The protein kinase super family accounts for nearly 2% of the genes in the human genome and codes for about 545 kinases. The eukaryotic protein kinases are subdivided into three classes: two major classes, the serine/threonine and the tyrosine kinases, and one small class of dual specific kinase (serine/threonine and tyrosine). The classes share extensive sequence and structure homologies. The catalytic domains are typically characterized by a small N-terminal lobe that contains a glycine-rich loop (P-loop) for ATP binding and a larger C-terminal domain that contains a conserved activation loop (also called ‘T-loop’ or activation segment). ATP and substrates bind in the cleft between the two lobes. ATP is bound in a hydrophobic pocket, whereas substrates bind along the cleft and interact with a set of conserved residues that catalyze phosphorylation.

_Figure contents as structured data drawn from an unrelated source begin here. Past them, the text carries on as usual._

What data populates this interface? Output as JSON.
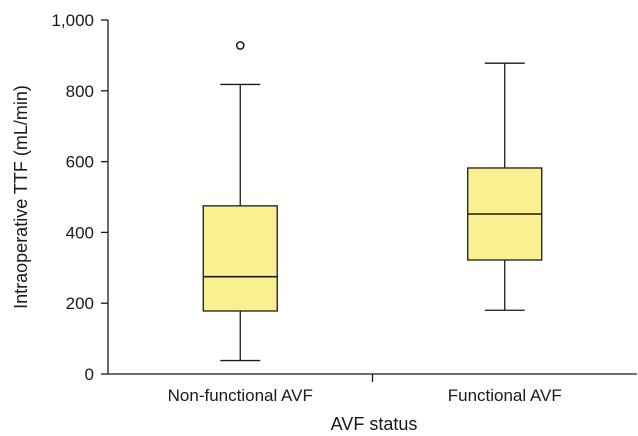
{
  "chart_data": {
    "type": "boxplot",
    "title": "",
    "xlabel": "AVF status",
    "ylabel": "Intraoperative TTF (mL/min)",
    "ylim": [
      0,
      1000
    ],
    "yticks": [
      0,
      200,
      400,
      600,
      800,
      1000
    ],
    "ytick_labels": [
      "0",
      "200",
      "400",
      "600",
      "800",
      "1,000"
    ],
    "categories": [
      "Non-functional AVF",
      "Functional AVF"
    ],
    "boxes": [
      {
        "category": "Non-functional AVF",
        "whisker_low": 38,
        "q1": 178,
        "median": 275,
        "q3": 475,
        "whisker_high": 818,
        "outliers": [
          928
        ]
      },
      {
        "category": "Functional AVF",
        "whisker_low": 180,
        "q1": 322,
        "median": 452,
        "q3": 582,
        "whisker_high": 878,
        "outliers": []
      }
    ],
    "box_color": "#fbf08f",
    "grid": false,
    "legend": "none"
  }
}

The substrate specificity of protein kinases typically depends on the primary amino acid sequences immediately flanking the site of phosphorylation, called the ‘consensus sequence’. The numbers and types of interactions with residues surrounding the phosphorylation site vary considerably among kinases, reflecting differences in sequence specificity. Protein kinase families are thus classified into basophilic, acedophilic and proline-directed kinases. The first group, which includes kinases such as PKA, PKB and PKC, prefers positively charged residues within the recognition motif. The consensus sequences of acidophilic group kinases, like casein kinase1/2, have acidic residues near the phosphorylation site. The largest family is the proline-directed kinases (MAPK’s, CDK’s, GSK-3) and the recognition motifs of these kinases all include proline.

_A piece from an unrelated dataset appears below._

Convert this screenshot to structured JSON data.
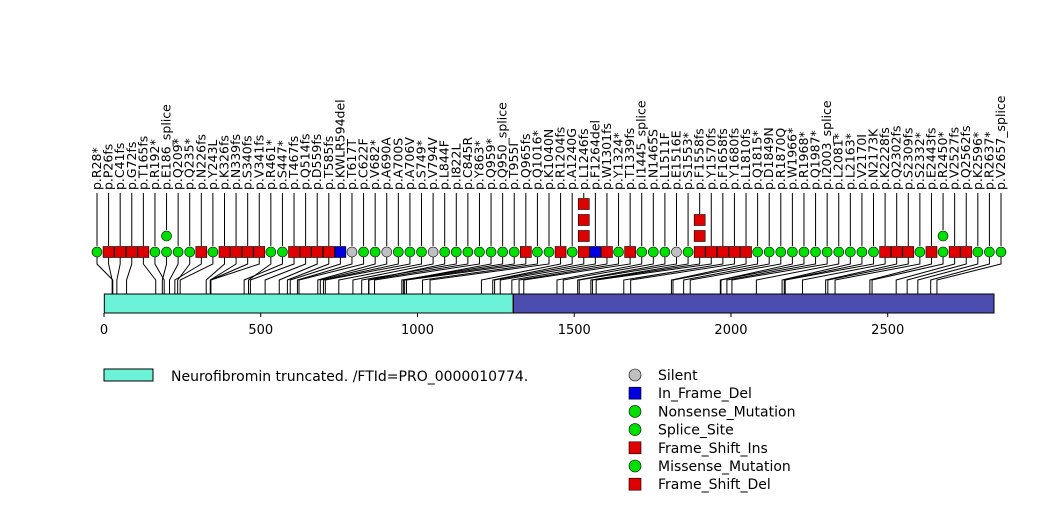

Although all ‘classical’ protein kinases share a common catalytic fold, these proteins show remarkable diversity in their substrate specificity and signal transmission. This is mainly attributed to additional elements, such as distinct regions located outside the catalytic core, regulatory domains, or adaptor molecules that can directly affect the interaction with substrates or other components within the signaling network.